Figure 5Evolution of chloroplast-targeted diatom carbonic anhydrases. Panel (A) shows the number (labels) and proportion of chloroplast-targeted sequences (bars) identified for theta and iota carbonic anhydrases in diatoms and other stramenopile, cryptomonad and haptophyte lineages, by reciprocal BLAST best hit analysis. Detailed outputs are provided for the distribution of theta, alpha, and beta carbonic anhydrases and iota carbonic anhydrases, across diatom species in Figures S2 and S3, respectively. Panel (B) shows the consensus Bayesian topology of a 204 taxa × 210 aa alignment of theta-carbonic anhydrase sequences across the tree of life. Three clades of diatom chloroplast-targeted proteins are shown with circular brackets. Sequence names are shaded by taxonomic origin and are labelled with predicted localisations (chloroplast, endomembrane system, and/or mitochondria). Alignment and tree topologies under each programme and matrix considered are shown in Table S2.

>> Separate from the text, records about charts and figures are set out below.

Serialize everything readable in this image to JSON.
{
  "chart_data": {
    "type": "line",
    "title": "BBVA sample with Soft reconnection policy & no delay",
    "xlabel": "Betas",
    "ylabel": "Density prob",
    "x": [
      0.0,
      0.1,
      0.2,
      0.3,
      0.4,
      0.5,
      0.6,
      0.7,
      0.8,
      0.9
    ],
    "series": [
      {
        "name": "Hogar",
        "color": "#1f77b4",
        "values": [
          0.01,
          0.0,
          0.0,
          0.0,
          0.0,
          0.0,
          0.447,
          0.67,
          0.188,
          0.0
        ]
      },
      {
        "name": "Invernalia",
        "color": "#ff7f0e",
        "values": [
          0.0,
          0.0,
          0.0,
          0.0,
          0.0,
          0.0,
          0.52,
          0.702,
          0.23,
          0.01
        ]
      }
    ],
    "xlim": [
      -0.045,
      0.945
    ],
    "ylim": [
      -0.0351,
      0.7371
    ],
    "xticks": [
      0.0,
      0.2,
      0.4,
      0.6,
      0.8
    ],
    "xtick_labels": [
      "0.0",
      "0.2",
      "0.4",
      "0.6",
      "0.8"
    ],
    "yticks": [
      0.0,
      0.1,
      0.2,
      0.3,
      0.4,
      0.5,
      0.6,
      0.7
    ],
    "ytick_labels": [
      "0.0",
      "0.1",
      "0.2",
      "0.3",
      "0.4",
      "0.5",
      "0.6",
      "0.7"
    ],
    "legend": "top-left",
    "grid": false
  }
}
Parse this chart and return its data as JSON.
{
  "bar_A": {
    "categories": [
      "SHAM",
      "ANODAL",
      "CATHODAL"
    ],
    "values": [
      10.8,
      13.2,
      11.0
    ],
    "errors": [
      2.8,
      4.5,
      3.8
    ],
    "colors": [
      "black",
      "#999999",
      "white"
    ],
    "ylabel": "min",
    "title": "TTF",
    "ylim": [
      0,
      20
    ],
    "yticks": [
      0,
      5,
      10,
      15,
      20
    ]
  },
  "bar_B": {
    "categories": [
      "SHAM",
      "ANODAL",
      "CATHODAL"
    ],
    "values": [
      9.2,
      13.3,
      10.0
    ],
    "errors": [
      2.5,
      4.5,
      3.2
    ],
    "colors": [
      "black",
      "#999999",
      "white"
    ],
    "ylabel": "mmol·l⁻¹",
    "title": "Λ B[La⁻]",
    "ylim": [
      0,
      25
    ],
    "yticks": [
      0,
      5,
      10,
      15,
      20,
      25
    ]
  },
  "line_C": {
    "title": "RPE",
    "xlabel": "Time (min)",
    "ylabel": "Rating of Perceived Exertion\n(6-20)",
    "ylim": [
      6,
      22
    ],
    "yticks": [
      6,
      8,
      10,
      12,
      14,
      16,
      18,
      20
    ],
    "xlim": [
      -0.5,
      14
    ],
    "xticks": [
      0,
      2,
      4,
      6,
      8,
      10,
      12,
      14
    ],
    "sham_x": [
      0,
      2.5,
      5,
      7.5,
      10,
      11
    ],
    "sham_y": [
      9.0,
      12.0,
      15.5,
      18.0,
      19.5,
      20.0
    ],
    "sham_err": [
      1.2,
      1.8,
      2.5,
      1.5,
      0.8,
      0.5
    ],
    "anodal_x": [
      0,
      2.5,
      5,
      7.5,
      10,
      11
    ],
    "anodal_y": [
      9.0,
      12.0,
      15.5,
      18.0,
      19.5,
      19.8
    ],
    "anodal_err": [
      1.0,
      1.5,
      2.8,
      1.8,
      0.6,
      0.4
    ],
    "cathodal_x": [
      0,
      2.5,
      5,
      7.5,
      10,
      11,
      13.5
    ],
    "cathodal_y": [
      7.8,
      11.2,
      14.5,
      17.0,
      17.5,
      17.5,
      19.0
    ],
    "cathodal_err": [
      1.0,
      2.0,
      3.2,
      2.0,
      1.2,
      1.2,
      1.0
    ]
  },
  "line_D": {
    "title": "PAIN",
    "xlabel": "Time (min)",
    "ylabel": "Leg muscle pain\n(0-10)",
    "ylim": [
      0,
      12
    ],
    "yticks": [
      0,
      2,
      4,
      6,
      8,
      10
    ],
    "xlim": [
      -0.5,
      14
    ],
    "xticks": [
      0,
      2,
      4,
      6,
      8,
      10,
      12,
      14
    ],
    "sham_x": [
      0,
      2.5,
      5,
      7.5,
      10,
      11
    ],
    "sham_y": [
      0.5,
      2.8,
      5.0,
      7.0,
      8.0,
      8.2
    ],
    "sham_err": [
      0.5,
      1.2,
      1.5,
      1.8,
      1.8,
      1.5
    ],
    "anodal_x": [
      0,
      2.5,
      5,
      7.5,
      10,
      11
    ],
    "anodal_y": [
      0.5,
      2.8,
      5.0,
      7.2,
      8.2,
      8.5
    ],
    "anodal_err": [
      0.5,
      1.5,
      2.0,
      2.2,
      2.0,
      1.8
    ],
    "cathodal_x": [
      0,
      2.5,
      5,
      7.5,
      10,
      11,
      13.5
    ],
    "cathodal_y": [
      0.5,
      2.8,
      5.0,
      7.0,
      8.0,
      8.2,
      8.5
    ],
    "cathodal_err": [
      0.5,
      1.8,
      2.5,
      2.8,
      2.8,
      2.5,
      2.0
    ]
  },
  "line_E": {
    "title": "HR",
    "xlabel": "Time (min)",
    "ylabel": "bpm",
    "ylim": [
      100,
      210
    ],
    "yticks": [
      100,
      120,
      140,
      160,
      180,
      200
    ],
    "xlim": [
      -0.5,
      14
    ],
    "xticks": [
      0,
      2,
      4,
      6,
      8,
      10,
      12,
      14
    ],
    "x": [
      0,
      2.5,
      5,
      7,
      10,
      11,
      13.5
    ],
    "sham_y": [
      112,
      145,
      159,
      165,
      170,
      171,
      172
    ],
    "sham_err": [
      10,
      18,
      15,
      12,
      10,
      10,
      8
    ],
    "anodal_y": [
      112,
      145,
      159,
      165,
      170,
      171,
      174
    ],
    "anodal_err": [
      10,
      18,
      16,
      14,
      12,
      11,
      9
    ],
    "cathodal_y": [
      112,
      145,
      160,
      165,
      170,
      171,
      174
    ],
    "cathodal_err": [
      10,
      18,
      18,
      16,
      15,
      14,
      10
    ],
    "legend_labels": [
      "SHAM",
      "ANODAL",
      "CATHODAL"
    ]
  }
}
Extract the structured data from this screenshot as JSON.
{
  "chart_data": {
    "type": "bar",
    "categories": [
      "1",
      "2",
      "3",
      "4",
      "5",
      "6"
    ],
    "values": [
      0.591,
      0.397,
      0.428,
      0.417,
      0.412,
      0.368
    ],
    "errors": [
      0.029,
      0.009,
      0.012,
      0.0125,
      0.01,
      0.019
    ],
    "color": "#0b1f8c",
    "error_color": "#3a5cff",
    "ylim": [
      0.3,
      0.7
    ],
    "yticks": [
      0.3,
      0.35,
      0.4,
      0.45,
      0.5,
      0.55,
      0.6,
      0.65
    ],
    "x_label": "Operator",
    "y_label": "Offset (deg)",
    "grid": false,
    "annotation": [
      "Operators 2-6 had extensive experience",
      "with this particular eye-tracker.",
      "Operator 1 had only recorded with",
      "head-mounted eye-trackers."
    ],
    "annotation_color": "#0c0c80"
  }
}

Figure 6Innovations in the Fistulifera solaris chloroplast. Panel (A) shows a Fistulifera solaris cell visualized under bright field and fluorescence microscopy. The conspicuous lipid droplets (LD) are visualized using BODIPY (boron-dipyrromethene) 505/515 staining (in green) and chlorophyll fluorescence (Chl) is shown in red; scale bar = 5 µm. Panel (B) shows schematic pathway diagrams for (i) pyruvate hub metabolism; (ii) branched chain amino acid synthesis; and (iii) isoprenoid metabolism as inferred from the F. solaris genome [21]. Each circle equates to one distinct copy of each gene. Genes labelled in red are those for which F. solaris has different metabolic arrangements to other diatom species considered. Panel (C) shows detailed localisation predictions for homologues of key enzymes implicated in modified chloroplast metabolism in F. solaris [21], alongside equivalent data for (i) T. pseudonana, P. tricornutum, and F. cylindrus [94], (ii) T. pseudonana and P. tricornutum [91], and (iii) P. tricornutum and R. setigera [24,95]. The symbol ‘?’ depicts a sequence without a cleavable signal peptide but predicted as a transmembrane protein. Sequence IDs shown in this figure are provided in Table S3. Panel (D) shows a three-dimensional fluorescence microscope image of a line of F. solaris expressing a C-terminal GFP full length fusion construct of native squalene synthase protein, following previous methodology [21,25,96]. Cells visualised show two localisation patterns, both previously indicated to the periplastid compartment [97]—either (i) elongated localisation along the chloroplast periphery or (ii) across the mid-band of dividing chloroplasts. A diagram of the targeting sequence of this protein is provided in Figure S4.